Comparison of basins of attraction of methods MSSV, CL, N (top row, left to right), and SS, BCST, TP (bottom row, left to right) for the test problem \(p_1(z)= z^2-1=0\)

Fig. 2

Comparison of basins of attraction of methods MSSV, CL, N (top row, left to right), and SS, BCST, TP (bottom row, left to right) for the test problem \(p_2(z)= z^3-z=0\)

Fig. 3

Comparison of basins of attraction of methods MSSV, CL, N (top row, left to right), and SS, BCST, TP (bottom row, left to right) for the test problem \(p_3(z)= z(z^2+1)(z^2+4)=0\)

Fig. 4

Comparison of basins of attraction of methods MSSV, CL, N (top row, left to right), and SS, BCST, TP (bottom row, left to right) for the test problem \(p_4(z)= (z^4-1)(z^2+2i)=0\)

Fig. 5

Comparison of basins of attraction of methods MSSV, CL, N (top row, left to right), and SS, BCST, TP (bottom row, left to right) for the test problem \(p_5(z)= z^7-1=0\)

Fig. 6

Comparison of basins of attraction of methods MSSV, CL, N (top row, left to right), and SS, BCST, TP (bottom row, left to right) for the test problem \(p_6(z)= (10z^5-1)(z^5+10)=0\)

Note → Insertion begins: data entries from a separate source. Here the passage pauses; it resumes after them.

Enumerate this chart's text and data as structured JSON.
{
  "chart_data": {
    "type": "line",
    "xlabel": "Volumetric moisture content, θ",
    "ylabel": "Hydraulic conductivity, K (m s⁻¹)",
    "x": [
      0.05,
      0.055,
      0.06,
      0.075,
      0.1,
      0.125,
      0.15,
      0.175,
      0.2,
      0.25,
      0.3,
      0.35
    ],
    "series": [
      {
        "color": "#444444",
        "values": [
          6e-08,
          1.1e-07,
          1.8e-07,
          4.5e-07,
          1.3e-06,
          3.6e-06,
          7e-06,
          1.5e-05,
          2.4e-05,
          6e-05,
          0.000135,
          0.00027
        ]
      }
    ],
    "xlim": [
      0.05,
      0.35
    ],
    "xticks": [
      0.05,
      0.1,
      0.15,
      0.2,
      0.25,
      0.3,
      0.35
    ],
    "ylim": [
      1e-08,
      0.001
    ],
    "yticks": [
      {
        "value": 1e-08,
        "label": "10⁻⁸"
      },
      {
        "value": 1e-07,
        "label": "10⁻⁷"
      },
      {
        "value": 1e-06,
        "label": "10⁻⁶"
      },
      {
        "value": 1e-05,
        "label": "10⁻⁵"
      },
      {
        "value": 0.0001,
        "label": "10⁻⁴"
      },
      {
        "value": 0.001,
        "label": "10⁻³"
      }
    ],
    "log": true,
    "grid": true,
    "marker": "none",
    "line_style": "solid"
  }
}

Table 4 Measures of convergence of the iterative methods MSSV, CL, N, SS, BCST, and TP applied to find the roots of polynomials \(p_j(z)=0\), \(j=1,\ldots ,6\)

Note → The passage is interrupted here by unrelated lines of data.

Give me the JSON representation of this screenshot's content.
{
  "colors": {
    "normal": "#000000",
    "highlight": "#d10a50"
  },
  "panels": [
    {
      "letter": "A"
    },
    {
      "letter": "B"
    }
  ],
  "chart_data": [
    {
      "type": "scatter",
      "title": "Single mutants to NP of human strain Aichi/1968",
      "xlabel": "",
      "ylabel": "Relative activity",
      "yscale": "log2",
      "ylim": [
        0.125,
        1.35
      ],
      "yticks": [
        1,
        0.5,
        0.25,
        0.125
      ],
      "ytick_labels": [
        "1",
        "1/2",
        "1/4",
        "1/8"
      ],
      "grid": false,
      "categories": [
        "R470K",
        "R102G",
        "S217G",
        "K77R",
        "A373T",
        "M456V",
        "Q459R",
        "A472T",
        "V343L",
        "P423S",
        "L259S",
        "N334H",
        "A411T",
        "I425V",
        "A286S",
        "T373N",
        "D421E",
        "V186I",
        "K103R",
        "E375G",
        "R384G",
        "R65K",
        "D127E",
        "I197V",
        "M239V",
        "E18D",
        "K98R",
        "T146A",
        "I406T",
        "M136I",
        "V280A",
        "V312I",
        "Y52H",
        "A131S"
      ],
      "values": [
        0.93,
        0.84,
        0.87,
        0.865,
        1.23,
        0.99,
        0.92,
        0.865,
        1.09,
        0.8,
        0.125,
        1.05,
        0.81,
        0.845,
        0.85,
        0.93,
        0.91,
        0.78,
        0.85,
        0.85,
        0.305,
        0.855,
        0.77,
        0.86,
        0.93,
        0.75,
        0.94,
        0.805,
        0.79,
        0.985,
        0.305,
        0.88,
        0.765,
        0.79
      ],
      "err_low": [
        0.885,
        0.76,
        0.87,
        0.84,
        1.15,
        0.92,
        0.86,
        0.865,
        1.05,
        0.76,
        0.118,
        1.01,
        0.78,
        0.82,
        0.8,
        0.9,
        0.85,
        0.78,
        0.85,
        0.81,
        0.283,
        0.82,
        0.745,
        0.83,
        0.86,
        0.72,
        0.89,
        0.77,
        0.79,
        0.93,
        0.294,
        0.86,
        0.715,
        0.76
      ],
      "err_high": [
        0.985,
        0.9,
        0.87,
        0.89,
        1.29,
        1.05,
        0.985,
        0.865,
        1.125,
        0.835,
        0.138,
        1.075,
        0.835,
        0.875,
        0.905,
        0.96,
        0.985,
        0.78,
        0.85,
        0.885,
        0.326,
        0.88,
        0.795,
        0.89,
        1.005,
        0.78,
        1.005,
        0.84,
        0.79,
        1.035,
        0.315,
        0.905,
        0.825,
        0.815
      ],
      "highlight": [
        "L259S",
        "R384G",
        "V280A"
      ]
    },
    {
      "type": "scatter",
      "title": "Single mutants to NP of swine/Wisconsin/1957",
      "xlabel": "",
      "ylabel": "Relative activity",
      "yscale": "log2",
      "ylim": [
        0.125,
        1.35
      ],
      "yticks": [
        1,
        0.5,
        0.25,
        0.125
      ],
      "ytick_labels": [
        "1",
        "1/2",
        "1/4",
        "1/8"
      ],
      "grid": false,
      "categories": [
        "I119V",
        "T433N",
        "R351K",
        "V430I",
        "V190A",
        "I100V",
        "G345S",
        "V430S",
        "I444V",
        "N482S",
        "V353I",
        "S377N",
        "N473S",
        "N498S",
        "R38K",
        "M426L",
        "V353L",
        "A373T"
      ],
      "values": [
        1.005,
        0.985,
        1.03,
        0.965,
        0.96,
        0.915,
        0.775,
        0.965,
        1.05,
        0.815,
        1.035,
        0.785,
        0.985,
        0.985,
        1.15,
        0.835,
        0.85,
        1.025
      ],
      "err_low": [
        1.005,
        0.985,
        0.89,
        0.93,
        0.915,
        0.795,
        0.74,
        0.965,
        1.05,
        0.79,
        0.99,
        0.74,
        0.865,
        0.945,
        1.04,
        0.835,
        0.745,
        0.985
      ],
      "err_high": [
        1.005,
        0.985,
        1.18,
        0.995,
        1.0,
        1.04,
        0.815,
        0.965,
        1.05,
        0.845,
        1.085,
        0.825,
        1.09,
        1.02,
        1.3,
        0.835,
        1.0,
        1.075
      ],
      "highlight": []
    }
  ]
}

Finally, we have included in Table 4 the results of some numerical experiments to measure the behavior of the six iterative methods (2.1) and (2.7)–(2.11) in finding the roots of the test polynomials \(p_j(z)=0\), \(j=1,\ldots ,6\). To compute the data of this table, we have applied the six methods to the six polynomials, starting at an initial point \(z_0\) on a \(600 \times 600\) grid in the rectangle \([-3,3] \times [-3,3]\) of the complex plane. The same way was used in Figs. 1, 2, 3, 4, 5 and 6 to show the basins of attraction of the roots. In particular, we decide again that an initial point \(z_0\) has reached a root \(z^{*}\) when its distance to \(z^{*}\) is less than \(10^{-3}\) (in this case \(z_0\) is in the basin of attraction of \(z^{*}\)) and we decide that the method starting in \(z_0\) diverges when no root is found in a maximum of 15 iterations of the method. We say in this case that \(z_0\) is a “nonconvergent point”. The column I/P shows the mean of iterations per point until the algorithm decides that a root has been reached or the point is declared nonconvergent. The column NC shows the percentage of nonconvergent points, indicated as black zones in the pictures of Figs. 1, 2, 3, 4, 5 and 6. It is clear that the nonconvergent points have a great influence on the values of I/P since these points contribute always with the maximum number of 15 allowed iterations. In contrast, “convergent points” are reached usually very fast due to the fact that we are dealing with methods of order eight. To reduce the effect of nonconvergent points, we have included the column I\(_\text {C}\)/C which shows the mean number of iterations per convergent point. If we use either the columns I/P or the column I\(_\text {C}\)/C to compare the performance of the iterative methods, we clearly obtain different conclusions.

5 Conclusion

We have introduced a new optimal three-point method without memory for approximating a simple root of a given nonlinear equation which uses only four function evaluations each iteration and results in a method of convergence order eight. Therefore, Kung and Traub’s conjecture is supported. Numerical examples and comparisons with some existing eighth-order methods are included and confirm the theoretical results. The numerical experience suggests that the new method is a valuable alternative for solving these problems and finding simple roots. We used the basins of attraction for comparing the iterative algorithms and we have included some tables with comparative results.